Eating Well… Made Simple
Eating is supposed to be enjoyable, but for many of us, eating is quite the opposite, partly because of all the mixed messages we hear. The Registered Dietitians at BrightBites want to simplify things for you.
First, you should know that how you eat is as important as what you eat. Next, if you want to help others (e.g. children and youth) learn to eat well, you will need to look at your own eating habits and attitudes about eating.
Children and teens are more influenced by what adults do as well as their casual comments (e.g. especially related to weight and dieting) than what they teach.
Ask yourself the following questions.
- Prepare many of your meals and snacks using fresh whole natural ingredients?
- Take time to sit down to enjoy meals with family or with friends?
- Eat at regular times (instead of grazing throughout the day)?
- Pay attention to your feelings of hunger and satisfaction?
- Feel comfortable trying new foods or passing on foods you dislike when offered?
- Try to enjoy every bite?
- Feel good about eating and your body?
Do you choose…
- Water for thirst (mostly)?
- Fruits and vegetables (often)?
- Whole grains (more than highly processed grains)?
- Plant foods such as nuts, seeds, beans and legumes (often)?
- Whole, fresh foods more often than processed or packaged foods?
- Sweets and salty foods (on occasion) without guilt?
If you answer ‘yes’ to most of the questions, you are likely eating well (i.e. you are a competent eater).
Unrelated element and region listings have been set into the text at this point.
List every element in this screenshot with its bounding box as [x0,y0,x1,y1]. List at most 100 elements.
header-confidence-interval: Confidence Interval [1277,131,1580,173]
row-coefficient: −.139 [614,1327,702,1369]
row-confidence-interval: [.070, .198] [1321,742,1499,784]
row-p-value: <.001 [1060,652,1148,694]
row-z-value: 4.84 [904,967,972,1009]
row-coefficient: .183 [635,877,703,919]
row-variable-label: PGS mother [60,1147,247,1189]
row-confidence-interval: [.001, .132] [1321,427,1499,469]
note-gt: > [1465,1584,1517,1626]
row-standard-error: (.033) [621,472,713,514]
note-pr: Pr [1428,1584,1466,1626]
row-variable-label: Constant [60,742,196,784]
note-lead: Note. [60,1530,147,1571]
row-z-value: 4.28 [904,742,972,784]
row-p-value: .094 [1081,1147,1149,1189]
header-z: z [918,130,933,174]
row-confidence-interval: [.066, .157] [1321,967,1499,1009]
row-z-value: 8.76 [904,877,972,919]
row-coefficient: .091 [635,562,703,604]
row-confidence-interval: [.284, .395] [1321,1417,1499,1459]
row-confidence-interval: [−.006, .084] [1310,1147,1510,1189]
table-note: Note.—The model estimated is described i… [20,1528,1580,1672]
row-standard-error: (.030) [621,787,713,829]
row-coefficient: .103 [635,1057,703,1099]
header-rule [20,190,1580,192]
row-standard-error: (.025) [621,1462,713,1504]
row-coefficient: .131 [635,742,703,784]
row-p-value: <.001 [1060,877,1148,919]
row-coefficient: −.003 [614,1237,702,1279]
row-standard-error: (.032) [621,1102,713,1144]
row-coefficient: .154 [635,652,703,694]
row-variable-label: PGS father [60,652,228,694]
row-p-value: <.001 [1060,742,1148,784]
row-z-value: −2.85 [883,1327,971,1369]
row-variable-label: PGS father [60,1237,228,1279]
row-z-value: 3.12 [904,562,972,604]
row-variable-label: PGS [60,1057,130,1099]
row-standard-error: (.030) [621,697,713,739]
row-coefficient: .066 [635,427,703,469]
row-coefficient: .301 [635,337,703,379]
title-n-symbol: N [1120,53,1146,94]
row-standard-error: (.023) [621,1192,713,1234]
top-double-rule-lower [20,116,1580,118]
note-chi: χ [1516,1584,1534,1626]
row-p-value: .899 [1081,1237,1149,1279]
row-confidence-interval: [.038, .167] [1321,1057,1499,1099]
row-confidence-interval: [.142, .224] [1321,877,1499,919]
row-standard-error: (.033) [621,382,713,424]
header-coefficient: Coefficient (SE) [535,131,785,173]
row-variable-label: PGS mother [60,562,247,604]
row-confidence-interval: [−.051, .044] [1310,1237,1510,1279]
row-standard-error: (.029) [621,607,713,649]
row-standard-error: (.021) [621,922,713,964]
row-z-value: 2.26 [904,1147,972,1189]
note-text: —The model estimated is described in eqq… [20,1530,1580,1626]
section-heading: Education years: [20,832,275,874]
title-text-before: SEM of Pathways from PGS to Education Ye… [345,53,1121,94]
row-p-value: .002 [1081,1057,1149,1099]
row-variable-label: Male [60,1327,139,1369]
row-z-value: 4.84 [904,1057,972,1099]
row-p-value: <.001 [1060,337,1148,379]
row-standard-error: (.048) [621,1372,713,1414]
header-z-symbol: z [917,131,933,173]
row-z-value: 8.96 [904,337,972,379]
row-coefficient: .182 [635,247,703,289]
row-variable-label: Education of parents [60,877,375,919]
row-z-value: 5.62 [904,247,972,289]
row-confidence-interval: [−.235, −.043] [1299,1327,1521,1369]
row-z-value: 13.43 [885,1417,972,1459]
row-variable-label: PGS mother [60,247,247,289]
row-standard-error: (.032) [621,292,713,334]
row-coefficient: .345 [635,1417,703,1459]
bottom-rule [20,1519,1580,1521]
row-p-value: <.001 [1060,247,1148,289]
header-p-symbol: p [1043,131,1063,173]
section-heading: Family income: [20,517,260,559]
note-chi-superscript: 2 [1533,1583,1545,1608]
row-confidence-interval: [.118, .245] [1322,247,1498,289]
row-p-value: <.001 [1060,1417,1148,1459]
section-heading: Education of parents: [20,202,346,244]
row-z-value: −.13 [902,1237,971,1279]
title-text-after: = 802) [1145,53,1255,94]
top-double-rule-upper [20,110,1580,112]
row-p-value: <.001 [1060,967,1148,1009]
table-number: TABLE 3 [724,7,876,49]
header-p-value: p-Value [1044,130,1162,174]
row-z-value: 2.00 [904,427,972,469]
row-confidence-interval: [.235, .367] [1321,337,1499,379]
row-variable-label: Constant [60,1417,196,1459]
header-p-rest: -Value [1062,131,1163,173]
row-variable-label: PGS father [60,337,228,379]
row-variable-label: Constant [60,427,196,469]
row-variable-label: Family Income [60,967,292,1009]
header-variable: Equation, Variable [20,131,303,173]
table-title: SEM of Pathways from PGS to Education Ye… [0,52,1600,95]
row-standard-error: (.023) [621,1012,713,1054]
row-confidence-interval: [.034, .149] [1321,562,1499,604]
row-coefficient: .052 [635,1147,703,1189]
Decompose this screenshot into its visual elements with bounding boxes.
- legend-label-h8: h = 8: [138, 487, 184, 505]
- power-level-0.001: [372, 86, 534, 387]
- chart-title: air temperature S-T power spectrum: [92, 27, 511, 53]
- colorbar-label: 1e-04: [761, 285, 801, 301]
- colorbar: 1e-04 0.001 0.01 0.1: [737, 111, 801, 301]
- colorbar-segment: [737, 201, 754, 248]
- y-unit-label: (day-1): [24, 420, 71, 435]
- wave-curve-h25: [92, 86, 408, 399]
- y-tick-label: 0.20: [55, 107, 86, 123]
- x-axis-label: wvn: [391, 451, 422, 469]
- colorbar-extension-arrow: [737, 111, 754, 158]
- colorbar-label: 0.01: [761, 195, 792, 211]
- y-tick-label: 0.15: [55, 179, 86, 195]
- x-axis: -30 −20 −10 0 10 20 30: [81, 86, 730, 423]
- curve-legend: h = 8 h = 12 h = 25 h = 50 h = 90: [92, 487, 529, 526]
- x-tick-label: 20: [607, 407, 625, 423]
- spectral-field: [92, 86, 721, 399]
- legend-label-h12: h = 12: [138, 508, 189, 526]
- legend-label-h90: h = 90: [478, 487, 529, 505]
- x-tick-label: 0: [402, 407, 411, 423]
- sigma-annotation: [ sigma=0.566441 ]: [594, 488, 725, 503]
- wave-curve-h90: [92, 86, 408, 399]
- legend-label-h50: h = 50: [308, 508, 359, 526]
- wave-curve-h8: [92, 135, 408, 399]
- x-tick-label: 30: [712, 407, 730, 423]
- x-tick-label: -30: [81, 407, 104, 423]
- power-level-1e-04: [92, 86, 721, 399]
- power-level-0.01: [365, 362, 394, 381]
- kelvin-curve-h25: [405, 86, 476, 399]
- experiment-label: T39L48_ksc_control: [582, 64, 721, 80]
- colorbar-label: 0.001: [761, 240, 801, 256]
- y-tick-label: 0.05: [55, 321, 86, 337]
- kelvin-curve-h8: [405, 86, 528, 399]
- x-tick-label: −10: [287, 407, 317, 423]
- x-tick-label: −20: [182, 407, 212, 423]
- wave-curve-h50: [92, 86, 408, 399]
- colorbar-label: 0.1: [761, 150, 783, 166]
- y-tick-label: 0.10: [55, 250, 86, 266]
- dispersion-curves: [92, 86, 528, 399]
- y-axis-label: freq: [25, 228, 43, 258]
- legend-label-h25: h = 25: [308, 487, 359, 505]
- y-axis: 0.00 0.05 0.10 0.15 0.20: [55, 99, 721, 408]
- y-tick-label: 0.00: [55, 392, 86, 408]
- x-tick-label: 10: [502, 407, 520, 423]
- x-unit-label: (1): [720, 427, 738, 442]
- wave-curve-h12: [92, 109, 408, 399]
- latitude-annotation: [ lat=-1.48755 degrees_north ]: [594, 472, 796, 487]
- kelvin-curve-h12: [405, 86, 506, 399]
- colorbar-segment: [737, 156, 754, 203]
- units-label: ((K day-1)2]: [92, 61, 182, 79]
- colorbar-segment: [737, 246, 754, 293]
If you answer ‘no’ most often, you may want to take some time to nurture yourself in this area. We recommend The Ellyn Satter Institute (www.ellynsatterinstitute.org) for help in becoming a ‘competent eater’.
Children and teens are more likely to become competent eaters when the adults in their life (e.g. parents, family members, teachers, coaches, etc.) are competent eaters.